The Doctor of Medicine (Research) is a higher doctorate gained by the compilation of published work on a coherent theme and is judged by national and international peers. It must demonstrate the candidate's authoritative standing in the field and achievements in the advancement of knowledge.

To ensure consistency of higher doctorate programs between disciplines across The University of Queensland, key overarching administrative principles and procedures are centrally governed within the Higher Doctorates Policy and Procedure. In accordance with this policy, key defining principles of higher doctors are:

  1. A higher doctorate is the highest academic award granted by the University. It is delivered as a level 10 doctoral degree qualification, in accordance with the Australian Qualifications Framework (AQF).

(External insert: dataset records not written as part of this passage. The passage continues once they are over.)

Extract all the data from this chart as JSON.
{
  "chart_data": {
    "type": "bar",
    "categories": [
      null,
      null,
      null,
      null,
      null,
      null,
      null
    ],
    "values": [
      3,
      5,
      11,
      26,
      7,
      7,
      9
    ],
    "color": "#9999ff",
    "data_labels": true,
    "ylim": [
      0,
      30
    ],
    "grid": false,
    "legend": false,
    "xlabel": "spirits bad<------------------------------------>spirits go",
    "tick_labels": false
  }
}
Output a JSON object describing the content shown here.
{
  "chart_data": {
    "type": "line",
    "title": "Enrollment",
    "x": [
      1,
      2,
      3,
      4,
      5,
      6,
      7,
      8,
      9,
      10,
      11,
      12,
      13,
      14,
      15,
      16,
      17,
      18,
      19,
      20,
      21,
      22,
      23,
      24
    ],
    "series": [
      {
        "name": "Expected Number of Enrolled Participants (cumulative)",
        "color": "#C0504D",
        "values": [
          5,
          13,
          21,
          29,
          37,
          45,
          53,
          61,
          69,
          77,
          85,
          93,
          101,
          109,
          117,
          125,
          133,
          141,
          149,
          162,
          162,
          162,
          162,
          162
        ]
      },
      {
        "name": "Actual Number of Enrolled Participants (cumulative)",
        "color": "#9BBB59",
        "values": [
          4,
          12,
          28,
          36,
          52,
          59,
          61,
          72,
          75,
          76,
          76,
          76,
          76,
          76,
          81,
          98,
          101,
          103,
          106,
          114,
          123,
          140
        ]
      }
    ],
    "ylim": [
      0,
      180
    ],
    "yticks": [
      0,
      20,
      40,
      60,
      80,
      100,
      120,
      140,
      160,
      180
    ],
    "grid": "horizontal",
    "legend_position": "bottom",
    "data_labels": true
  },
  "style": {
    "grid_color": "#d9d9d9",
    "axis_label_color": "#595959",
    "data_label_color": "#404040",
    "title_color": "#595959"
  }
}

  2. Higher doctorates recognise excellence and give formal public recognition to scholars who have made a substantial, original, distinguished and internationally recognised contribution to knowledge and understanding in their field of expertise.
  3. Candidates for a higher doctorate are assessed on the basis of already completed research, rather than through the process of supervised independent study. Applicants have typically reached a peak in their professional careers, and enrol in a higher doctorate program to explore a theoretical framework and present a synthesis of their published research.